Las medidas fiscales que el pasado jueves anunció el Gobierno relativas al IRPF revelan, en mi opinión, hasta qué punto la llegada de cualquier nuevo titular al Ministerio de Hacienda le convierte en secuestrado de una obligación que se ha autoimpuesto el Estado: recaudar impuestos cuanto fuera y como fuese. Es tan grande y perentoria la necesidad de proveer recursos para financiar el monstruoso volumen de gasto público que de manera suicida hemos construido, que el ministro de turno se siente obligado a obtenerlos de cualquier modo, aunque sea faltando a la ética más elemental, a cualquier sentido de justicia, a la obligada legitimidad de ejercicio que debe prevalecer en el uso del poder, a los derechos individuales reconocidos en la Constitución, a lo que resulte menester.
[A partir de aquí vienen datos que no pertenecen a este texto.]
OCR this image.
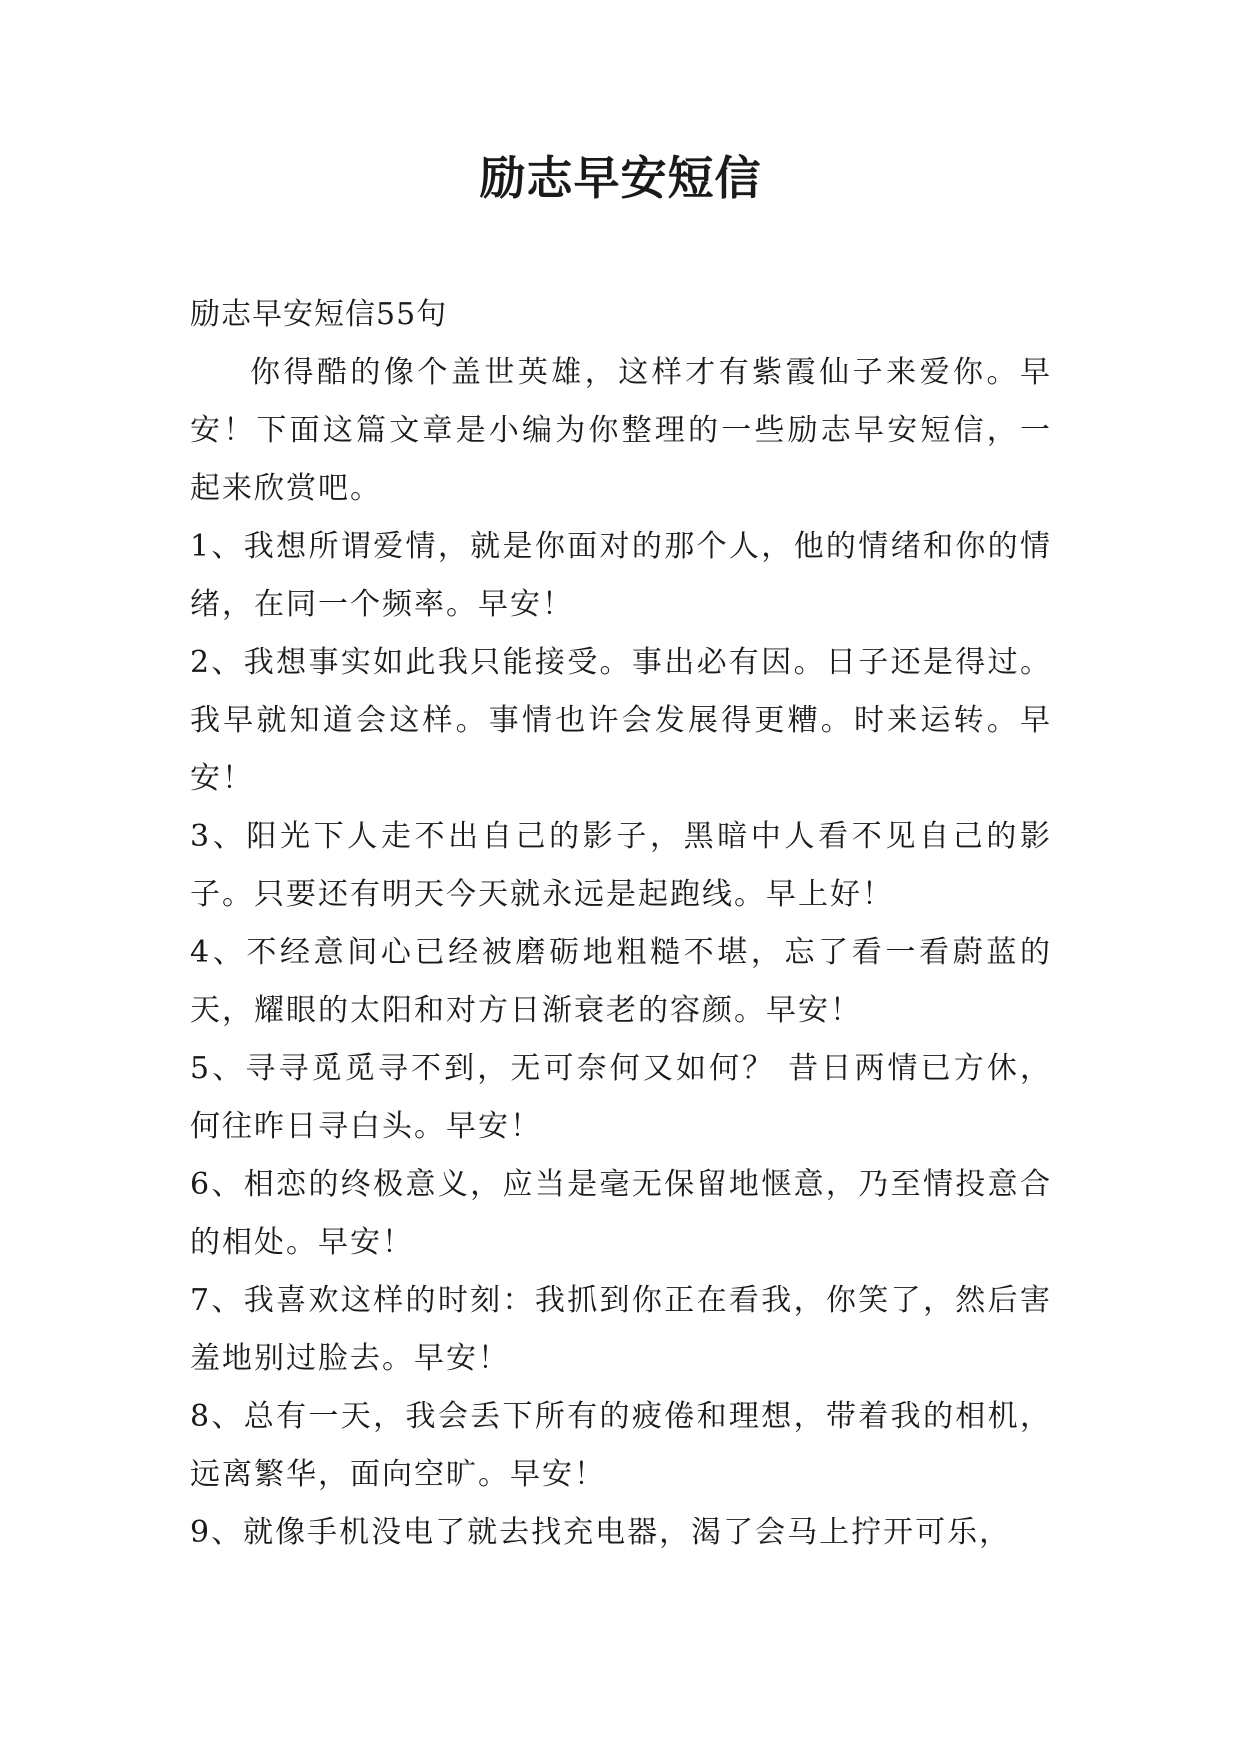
励志早安短信

励志早安短信55句

你得酷的像个盖世英雄，这样才有紫霞仙子来爱你。早安！下面这篇文章是小编为你整理的一些励志早安短信，一起来欣赏吧。

1、我想所谓爱情，就是你面对的那个人，他的情绪和你的情绪，在同一个频率。早安！

2、我想事实如此我只能接受。事出必有因。日子还是得过。我早就知道会这样。事情也许会发展得更糟。时来运转。早安！

3、阳光下人走不出自己的影子，黑暗中人看不见自己的影子。只要还有明天今天就永远是起跑线。早上好！

4、不经意间心已经被磨砺地粗糙不堪，忘了看一看蔚蓝的天，耀眼的太阳和对方日渐衰老的容颜。早安！

5、寻寻觅觅寻不到，无可奈何又如何？ 昔日两情已方休，何往昨日寻白头。早安！

6、相恋的终极意义，应当是毫无保留地惬意，乃至情投意合的相处。早安！

7、我喜欢这样的时刻：我抓到你正在看我，你笑了，然后害羞地别过脸去。早安！

8、总有一天，我会丢下所有的疲倦和理想，带着我的相机，远离繁华，面向空旷。早安！

9、就像手机没电了就去找充电器，渴了会马上拧开可乐，
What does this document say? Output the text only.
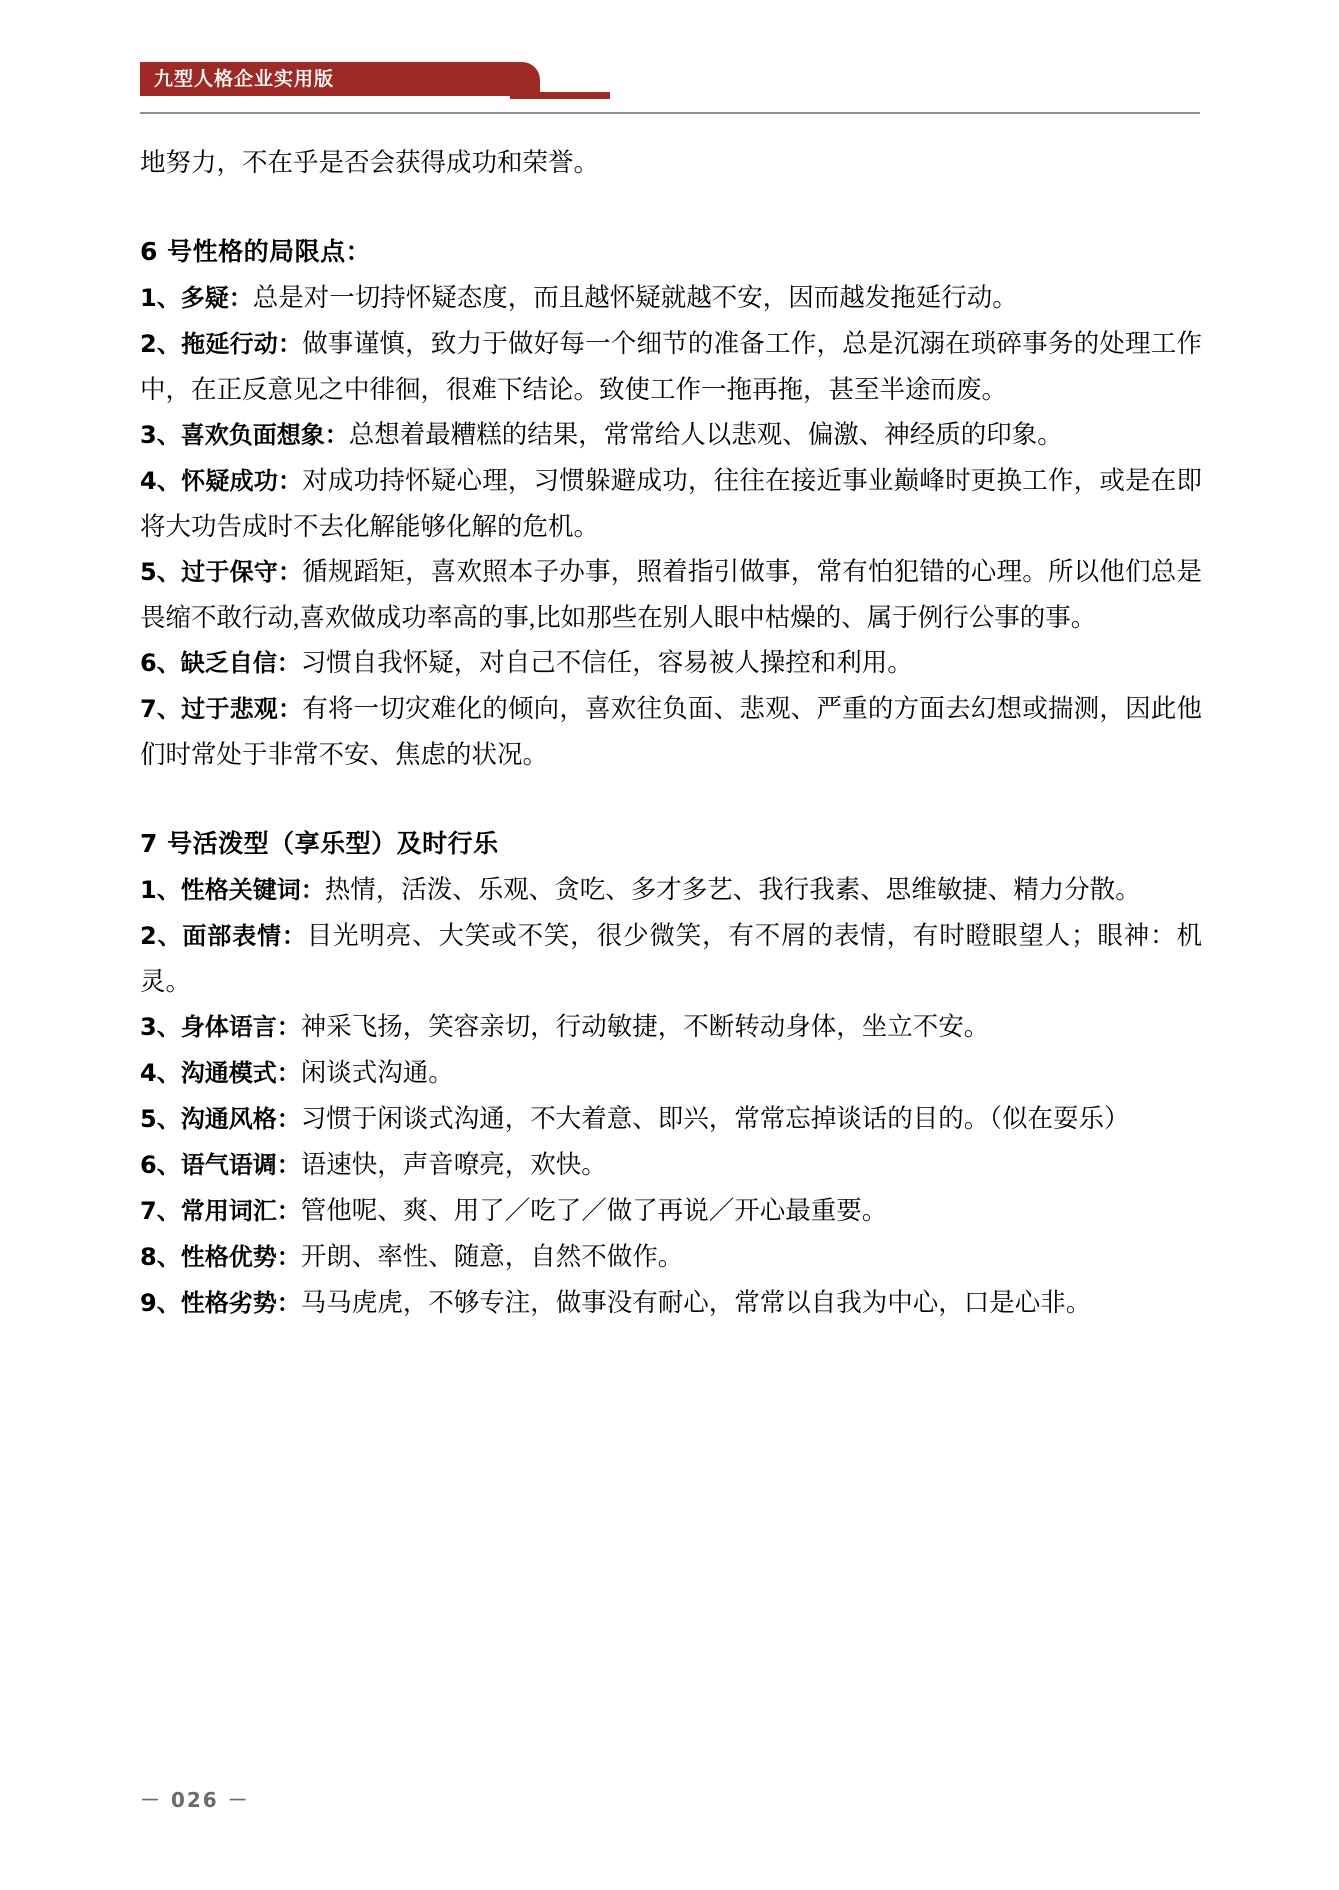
九型人格企业实用版

地努力，不在乎是否会获得成功和荣誉。

6 号性格的局限点：

1、多疑：总是对一切持怀疑态度，而且越怀疑就越不安，因而越发拖延行动。

2、拖延行动：做事谨慎，致力于做好每一个细节的准备工作，总是沉溺在琐碎事务的处理工作中，在正反意见之中徘徊，很难下结论。致使工作一拖再拖，甚至半途而废。

3、喜欢负面想象：总想着最糟糕的结果，常常给人以悲观、偏激、神经质的印象。

4、怀疑成功：对成功持怀疑心理，习惯躲避成功，往往在接近事业巅峰时更换工作，或是在即将大功告成时不去化解能够化解的危机。

5、过于保守：循规蹈矩，喜欢照本子办事，照着指引做事，常有怕犯错的心理。所以他们总是畏缩不敢行动,喜欢做成功率高的事,比如那些在别人眼中枯燥的、属于例行公事的事。

6、缺乏自信：习惯自我怀疑，对自己不信任，容易被人操控和利用。

7、过于悲观：有将一切灾难化的倾向，喜欢往负面、悲观、严重的方面去幻想或揣测，因此他们时常处于非常不安、焦虑的状况。

7 号活泼型（享乐型）及时行乐

1、性格关键词：热情，活泼、乐观、贪吃、多才多艺、我行我素、思维敏捷、精力分散。

2、面部表情：目光明亮、大笑或不笑，很少微笑，有不屑的表情，有时瞪眼望人；眼神：机灵。

3、身体语言：神采飞扬，笑容亲切，行动敏捷，不断转动身体，坐立不安。

4、沟通模式：闲谈式沟通。

5、沟通风格：习惯于闲谈式沟通，不大着意、即兴，常常忘掉谈话的目的。（似在耍乐）

6、语气语调：语速快，声音嘹亮，欢快。

7、常用词汇：管他呢、爽、用了／吃了／做了再说／开心最重要。

8、性格优势：开朗、率性、随意，自然不做作。

9、性格劣势：马马虎虎，不够专注，做事没有耐心，常常以自我为中心，口是心非。

－ 026 －
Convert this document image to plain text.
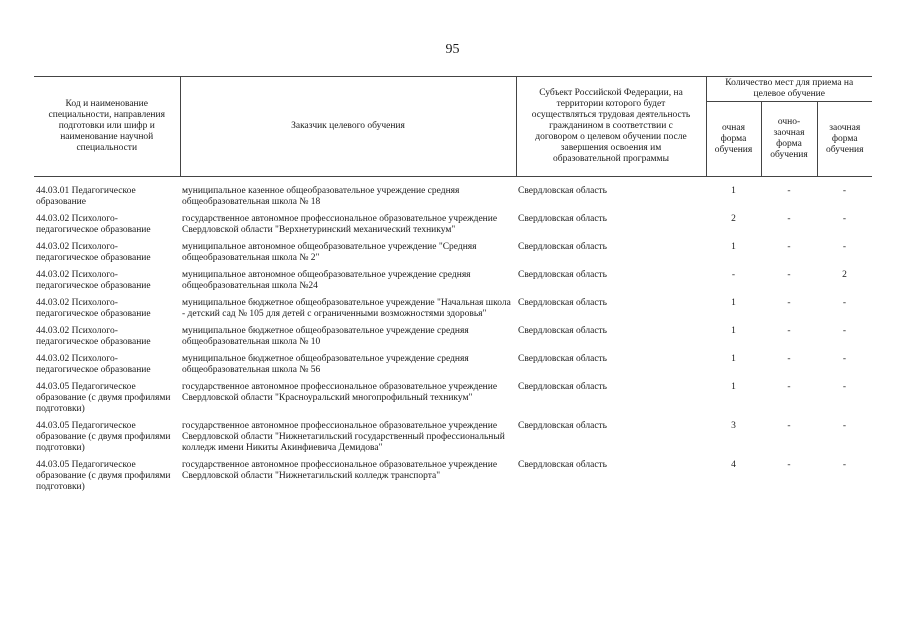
95
Код и наименование специальности, направления подготовки или шифр и наименование научной специальности	Заказчик целевого обучения	Субъект Российской Федерации, на территории которого будет осуществляться трудовая деятельность гражданином в соответствии с договором о целевом обучении после завершения освоения им образовательной программы	Количество мест для приема на целевое обучение		
			очная форма обучения	очно-заочная форма обучения	заочная форма обучения

44.03.01 Педагогическое образование	муниципальное казенное общеобразовательное учреждение средняя общеобразовательная школа № 18	Свердловская область	1	-	-
44.03.02 Психолого-педагогическое образование	государственное автономное профессиональное образовательное учреждение Свердловской области "Верхнетуринский механический техникум"	Свердловская область	2	-	-
44.03.02 Психолого-педагогическое образование	муниципальное автономное общеобразовательное учреждение "Средняя общеобразовательная школа № 2"	Свердловская область	1	-	-
44.03.02 Психолого-педагогическое образование	муниципальное автономное общеобразовательное учреждение средняя общеобразовательная школа №24	Свердловская область	-	-	2
44.03.02 Психолого-педагогическое образование	муниципальное бюджетное общеобразовательное учреждение "Начальная школа - детский сад № 105 для детей с ограниченными возможностями здоровья"	Свердловская область	1	-	-
44.03.02 Психолого-педагогическое образование	муниципальное бюджетное общеобразовательное учреждение средняя общеобразовательная школа № 10	Свердловская область	1	-	-
44.03.02 Психолого-педагогическое образование	муниципальное бюджетное общеобразовательное учреждение средняя общеобразовательная школа № 56	Свердловская область	1	-	-
44.03.05 Педагогическое образование (с двумя профилями подготовки)	государственное автономное профессиональное образовательное учреждение Свердловской области "Красноуральский многопрофильный техникум"	Свердловская область	1	-	-
44.03.05 Педагогическое образование (с двумя профилями подготовки)	государственное автономное профессиональное образовательное учреждение Свердловской области "Нижнетагильский государственный профессиональный колледж имени Никиты Акинфиевича Демидова"	Свердловская область	3	-	-
44.03.05 Педагогическое образование (с двумя профилями подготовки)	государственное автономное профессиональное образовательное учреждение Свердловской области "Нижнетагильский колледж транспорта"	Свердловская область	4	-	-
Es cierto que, en un intento de minimizar las consecuencias inmediatas en la opinión pública y los efectos electorales mediatos, la ingeniería publicista del Gobierno ha diseñado un plan para intentar disimular la atrocidad cometida. Ejecutándolo, el jueves pasado la ministra de Hacienda anunció determinados cambios en la tributación de los rendimientos del trabajo personal que aliviarían la carga fiscal de los asalariados con ingresos inferiores a 21.000 € que, según ella, suponen el 50% de los trabajadores españoles. Como bien ha demostrado Mercedes Serraller en Vozpópuli, en realidad los beneficiados serán solo el 20% de los declarantes de IRPF que tienen rendimientos de trabajo personal. Cosas de la ingeniería publicista.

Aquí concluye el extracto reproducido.